Sunday, August 2, 2009

White House adviser won't say no to tax increase



It's "read my lips" all over again...no...worse...it's 1937! This is also David Axelrod, Obama's chief political adviser, who believes there is much political capital to gain from reducing the deficit.

5 comments:

AK said...

So do you agree that there is no political benefit from reducing the deficit? Considering that "all, deficits add to private sector savings (domestic and foreign) by the same amount."

I don't care either way, but wanted to get your view on the subject.

http://TheHardWorkingDollar.com

mike norman said...

"Political benefit" does not necessarily equate to economic benefit. In politics you have to win elections and sustain a sufficient degree of popularity so as not to diminish your power. If the electorate believes that deficits are bad and that government spending harms them--even if it is not true--then there is a political benefit to pandering to that view, at least in the short term. However, you run the risk that the policy you implement does not achieve the desired result (like the economy collapses) and you lose political capital anyway. The public's view is fickle and really good leadership does not pander to what the masses want, but leads them with intelligence, reason, vision and courage.

Insofar as economics is concerned, yes, all deficits add to private sector savings. However, a deficit that results in an addition to aggregate demand so large that it uses up all our available productive capital (both physical and human) is not good. That would be too much.
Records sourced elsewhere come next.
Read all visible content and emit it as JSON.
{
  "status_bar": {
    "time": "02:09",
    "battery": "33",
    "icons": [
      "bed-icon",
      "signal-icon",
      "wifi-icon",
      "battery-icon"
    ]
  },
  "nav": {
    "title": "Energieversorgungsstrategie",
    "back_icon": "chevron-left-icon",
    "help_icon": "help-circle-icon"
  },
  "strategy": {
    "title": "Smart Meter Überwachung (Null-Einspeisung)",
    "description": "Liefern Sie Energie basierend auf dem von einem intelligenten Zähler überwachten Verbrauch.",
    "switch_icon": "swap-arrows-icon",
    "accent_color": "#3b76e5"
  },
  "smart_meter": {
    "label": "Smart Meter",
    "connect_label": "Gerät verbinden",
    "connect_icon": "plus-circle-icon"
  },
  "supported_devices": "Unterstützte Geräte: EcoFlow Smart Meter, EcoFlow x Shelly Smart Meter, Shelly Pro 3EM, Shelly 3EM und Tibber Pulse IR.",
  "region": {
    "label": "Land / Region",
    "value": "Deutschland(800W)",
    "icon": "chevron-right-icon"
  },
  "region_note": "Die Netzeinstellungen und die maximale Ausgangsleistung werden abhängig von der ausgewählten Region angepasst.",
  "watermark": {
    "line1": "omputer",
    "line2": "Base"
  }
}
However, until that point there is nothing to fear and everything to gain.

AK said...

"The public's view is fickle and really good leadership does not pander to what the masses want, but leads them with intelligence, reason, vision and courage."

I definitely agree to that.

"However, a deficit that results in an addition to aggregate demand so large that it uses up all our available productive capital (both physical and human) is not good."
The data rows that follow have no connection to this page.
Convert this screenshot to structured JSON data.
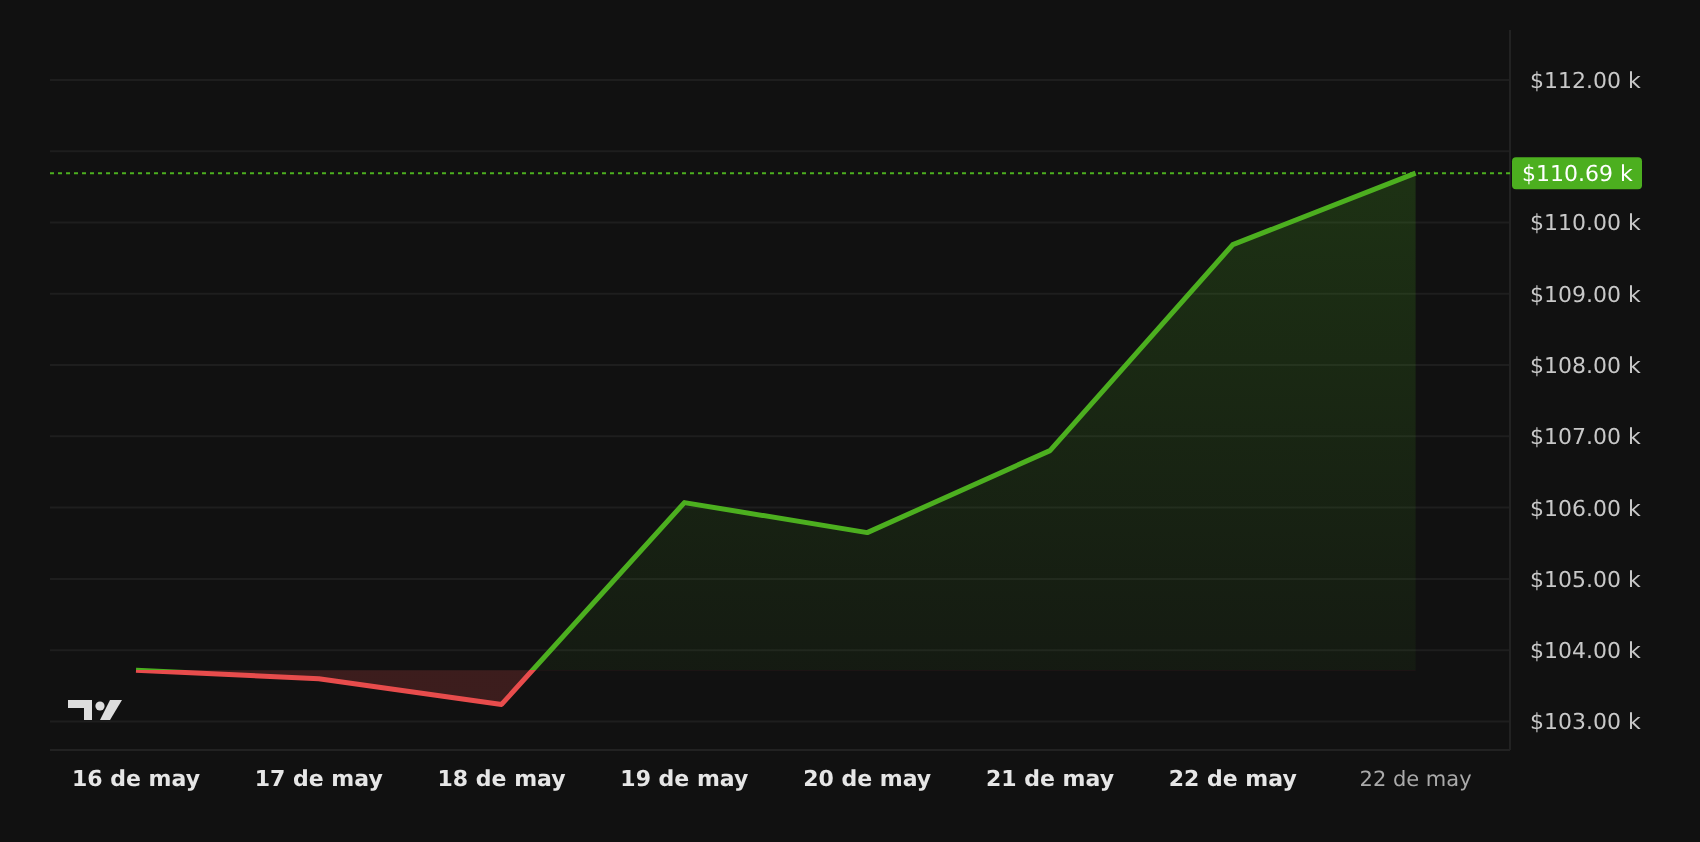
{
  "chart": {
    "chart_data": {
      "type": "area",
      "categories": [
        "16 de may",
        "17 de may",
        "18 de may",
        "19 de may",
        "20 de may",
        "21 de may",
        "22 de may",
        "22 de may"
      ],
      "series": [
        {
          "color": "#4caf1f",
          "values": [
            103.72,
            103.6,
            103.24,
            106.07,
            105.65,
            106.8,
            109.69,
            110.69
          ]
        }
      ],
      "ylim": [
        102.6,
        112.7
      ],
      "yticks": [
        {
          "value": 103,
          "label": "$103.00 k"
        },
        {
          "value": 104,
          "label": "$104.00 k"
        },
        {
          "value": 105,
          "label": "$105.00 k"
        },
        {
          "value": 106,
          "label": "$106.00 k"
        },
        {
          "value": 107,
          "label": "$107.00 k"
        },
        {
          "value": 108,
          "label": "$108.00 k"
        },
        {
          "value": 109,
          "label": "$109.00 k"
        },
        {
          "value": 110,
          "label": "$110.00 k"
        },
        {
          "value": 112,
          "label": "$112.00 k"
        }
      ],
      "grid": true
    },
    "last_price": {
      "label": "$110.69 k"
    }
  }
}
The issue with this fact, is that you never know when you've exhausted all of your productive capital when it is exhausted. Especially if you compare productive capital to any other commodity. It is when you try to find that resource and its supply has dried up that you realize that your access to that resource has passed its peak.
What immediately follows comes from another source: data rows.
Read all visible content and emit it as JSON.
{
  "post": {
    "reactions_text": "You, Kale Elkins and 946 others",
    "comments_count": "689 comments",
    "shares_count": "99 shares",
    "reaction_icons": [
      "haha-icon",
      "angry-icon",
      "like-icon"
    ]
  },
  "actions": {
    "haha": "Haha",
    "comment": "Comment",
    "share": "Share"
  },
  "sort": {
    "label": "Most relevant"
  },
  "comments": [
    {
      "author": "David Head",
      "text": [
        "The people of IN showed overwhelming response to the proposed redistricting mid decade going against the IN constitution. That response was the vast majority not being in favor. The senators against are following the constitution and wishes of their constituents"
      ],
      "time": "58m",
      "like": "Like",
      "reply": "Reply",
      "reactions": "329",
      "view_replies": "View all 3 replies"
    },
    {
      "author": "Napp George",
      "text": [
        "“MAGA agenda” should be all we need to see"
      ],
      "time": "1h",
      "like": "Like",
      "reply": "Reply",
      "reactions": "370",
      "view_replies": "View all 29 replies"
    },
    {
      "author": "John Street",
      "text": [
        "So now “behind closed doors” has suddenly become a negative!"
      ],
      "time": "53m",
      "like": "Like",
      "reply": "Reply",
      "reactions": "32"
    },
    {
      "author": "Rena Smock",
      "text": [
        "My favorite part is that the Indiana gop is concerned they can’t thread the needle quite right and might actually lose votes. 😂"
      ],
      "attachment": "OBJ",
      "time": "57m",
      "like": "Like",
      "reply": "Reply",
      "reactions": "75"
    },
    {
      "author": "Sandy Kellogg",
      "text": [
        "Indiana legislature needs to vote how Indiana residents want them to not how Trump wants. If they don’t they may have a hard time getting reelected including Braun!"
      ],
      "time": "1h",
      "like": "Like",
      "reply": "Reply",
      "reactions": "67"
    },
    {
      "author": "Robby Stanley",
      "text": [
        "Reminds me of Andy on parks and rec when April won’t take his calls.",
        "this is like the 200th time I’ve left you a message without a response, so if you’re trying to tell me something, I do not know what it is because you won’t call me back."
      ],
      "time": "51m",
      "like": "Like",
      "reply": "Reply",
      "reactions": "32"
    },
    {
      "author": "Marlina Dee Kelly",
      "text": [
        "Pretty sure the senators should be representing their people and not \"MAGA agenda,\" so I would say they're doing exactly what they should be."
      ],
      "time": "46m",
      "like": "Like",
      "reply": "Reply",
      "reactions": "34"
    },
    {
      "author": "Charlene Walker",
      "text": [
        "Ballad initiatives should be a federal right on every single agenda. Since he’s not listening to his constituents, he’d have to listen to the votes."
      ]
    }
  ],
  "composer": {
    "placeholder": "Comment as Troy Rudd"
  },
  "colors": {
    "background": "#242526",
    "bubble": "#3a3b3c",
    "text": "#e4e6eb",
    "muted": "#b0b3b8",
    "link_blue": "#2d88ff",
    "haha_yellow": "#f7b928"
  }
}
I guess my question would be, "have we passed our peak?" and gotten to a point where our aggregate demand has surpassed our ability to "pay for" the supply we need to feed that demand. Just a question. I don't really expect an answer here.

http://TheHardWorkingDollar.com

mike norman said...

Sure you know. Is unemployment at zero or close to it? Is capacity utilization at 100%? That's when you know.

We're so far from our peak that it's sad. We have the capital to produce wealth and prosperity, but we choose not to use it because of a belief system that is irrational.

googleheim said...

This is a dogma free zone !

We can only hope that the tax increase / deficit concern is a head fake to Republican's who are being pricks about the health care bill.

As for politics and dogma, You have to deal with dill weeds like Biz Radio's Jack Baroudijian the GOP boy scout extraordinaire who says stuff like stimulus like cash for clunkers is "welfare" when in fact we know that promoting the GENERAL WELFARE IS WHAT THE WHOLE ECONOMY IS ABOUT ...

Besides George Bush used negative spending ( by shelling out Clinton's surplus via checks ) to stimulate and sent out the tax rebate checks which can be considered both negative spending against a positive account and welfare or whatever.